The privatisation plan of Pakistan International Airlines Corporation Limited (PIACL) faces hurdles as the Finance Ministry and the Privatisation Ministry lock horns over the transfer of the national carrier’s liabilities to the government
Business Recorder, quoting sources, reported that in a recent cabinet meeting, the Finance Ministry argued that transferring over Rs 1.7 trillion losses of PIACL would create a huge financial burden for the government, which already spends 75% of its revenue on debt servicing.
The ministry also expressed doubts about the timely recovery of the proceeds from the sale of PIACL assets and suggested further discussion on the segregation transaction plan and the debt settlement structure.
The Privatisation Ministry, however, countered that the actual debt to be shifted to the government was Rs 623 billion, not Rs 1.7 trillion and that it was a common practice for governments to assume the liabilities of loss-making state-owned enterprises to facilitate their privatisation. The ministry cited regional examples to show that not taking over the debt would result in low bids from potential investors.
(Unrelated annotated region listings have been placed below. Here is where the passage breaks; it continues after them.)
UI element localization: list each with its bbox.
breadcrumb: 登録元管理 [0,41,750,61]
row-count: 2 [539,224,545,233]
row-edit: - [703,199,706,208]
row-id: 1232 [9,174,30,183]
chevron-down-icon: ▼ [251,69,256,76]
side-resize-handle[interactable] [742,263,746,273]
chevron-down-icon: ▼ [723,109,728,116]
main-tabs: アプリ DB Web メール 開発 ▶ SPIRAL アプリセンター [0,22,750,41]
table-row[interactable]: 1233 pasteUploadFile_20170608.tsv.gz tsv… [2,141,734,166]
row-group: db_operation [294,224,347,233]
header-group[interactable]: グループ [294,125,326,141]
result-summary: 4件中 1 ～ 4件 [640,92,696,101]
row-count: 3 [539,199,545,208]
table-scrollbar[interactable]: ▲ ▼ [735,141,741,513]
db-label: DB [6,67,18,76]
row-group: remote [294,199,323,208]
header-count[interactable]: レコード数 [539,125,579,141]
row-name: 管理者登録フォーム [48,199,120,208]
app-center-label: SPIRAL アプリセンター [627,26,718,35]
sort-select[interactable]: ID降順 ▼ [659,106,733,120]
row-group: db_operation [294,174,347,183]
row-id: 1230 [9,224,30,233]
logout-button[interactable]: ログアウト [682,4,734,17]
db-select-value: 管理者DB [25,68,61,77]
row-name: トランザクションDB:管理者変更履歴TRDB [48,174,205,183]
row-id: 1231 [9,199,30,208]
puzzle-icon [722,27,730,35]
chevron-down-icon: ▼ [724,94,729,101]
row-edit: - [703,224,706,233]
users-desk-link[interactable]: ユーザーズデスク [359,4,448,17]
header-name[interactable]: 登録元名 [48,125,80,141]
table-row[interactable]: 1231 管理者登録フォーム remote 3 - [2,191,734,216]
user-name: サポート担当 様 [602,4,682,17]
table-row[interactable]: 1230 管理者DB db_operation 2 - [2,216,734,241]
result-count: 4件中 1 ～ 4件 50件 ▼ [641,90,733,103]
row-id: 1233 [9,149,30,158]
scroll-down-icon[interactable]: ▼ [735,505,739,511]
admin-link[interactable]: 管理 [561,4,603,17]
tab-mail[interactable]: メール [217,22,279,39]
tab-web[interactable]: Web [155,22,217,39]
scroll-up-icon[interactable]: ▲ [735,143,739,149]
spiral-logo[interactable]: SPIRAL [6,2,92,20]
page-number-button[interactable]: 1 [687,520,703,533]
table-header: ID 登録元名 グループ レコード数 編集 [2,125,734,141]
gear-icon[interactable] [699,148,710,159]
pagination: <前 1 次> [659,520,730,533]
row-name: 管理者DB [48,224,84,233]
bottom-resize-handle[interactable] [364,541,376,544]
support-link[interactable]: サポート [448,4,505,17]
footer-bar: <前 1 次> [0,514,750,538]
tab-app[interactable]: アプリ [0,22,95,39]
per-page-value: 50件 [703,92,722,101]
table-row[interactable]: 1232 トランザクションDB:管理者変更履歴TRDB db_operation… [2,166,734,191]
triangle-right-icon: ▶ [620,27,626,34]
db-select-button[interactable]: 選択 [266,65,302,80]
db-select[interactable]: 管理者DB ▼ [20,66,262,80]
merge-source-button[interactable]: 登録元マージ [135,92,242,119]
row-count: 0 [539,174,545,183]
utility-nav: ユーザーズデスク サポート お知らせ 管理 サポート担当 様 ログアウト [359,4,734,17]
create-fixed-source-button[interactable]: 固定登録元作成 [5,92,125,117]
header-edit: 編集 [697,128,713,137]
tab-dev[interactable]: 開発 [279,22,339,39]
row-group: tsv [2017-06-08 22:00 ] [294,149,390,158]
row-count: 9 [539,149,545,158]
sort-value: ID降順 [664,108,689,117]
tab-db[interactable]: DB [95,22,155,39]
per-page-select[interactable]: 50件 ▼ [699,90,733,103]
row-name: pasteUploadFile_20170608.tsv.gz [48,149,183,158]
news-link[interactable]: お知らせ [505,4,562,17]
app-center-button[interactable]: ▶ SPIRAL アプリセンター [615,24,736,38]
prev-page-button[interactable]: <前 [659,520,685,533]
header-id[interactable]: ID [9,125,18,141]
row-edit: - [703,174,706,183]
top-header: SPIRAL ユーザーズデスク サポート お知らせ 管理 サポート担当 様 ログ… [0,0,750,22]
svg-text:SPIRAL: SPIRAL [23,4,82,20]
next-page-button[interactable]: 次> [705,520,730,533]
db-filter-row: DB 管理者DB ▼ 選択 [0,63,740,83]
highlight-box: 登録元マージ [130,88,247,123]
Some cabinet members also raised questions about the performance of PIACL and its outstanding liabilities. One of them proposed that two of PIACL’s assets, including the Roosevelt Hotel in New York, could be sold to pay off the debts. Another member suggested that instead of amending the FBR law to exempt PIACL from income tax, alternative options should be explored. The Privatisation Ministry clarified that the proposal was for an exemption, not an amendment, in section 57(2) of the Income Tax Ordinance.
Earlier, the Privatisation Commission Board had approved two options for the legal segregation and transaction plan of PIACL, which were presented to the cabinet after incorporating some amendments.
The first option was to create a holding company (Hold Co) that would own PIACL and its subsidiaries and transfer the liabilities to the government.
The second option was to divest 51% to 100% shares of PIACL to a strategic investor. The plan also included retaining PIACL employees for three years after privatisation and closing the ancillary services if they were not retained by the investor.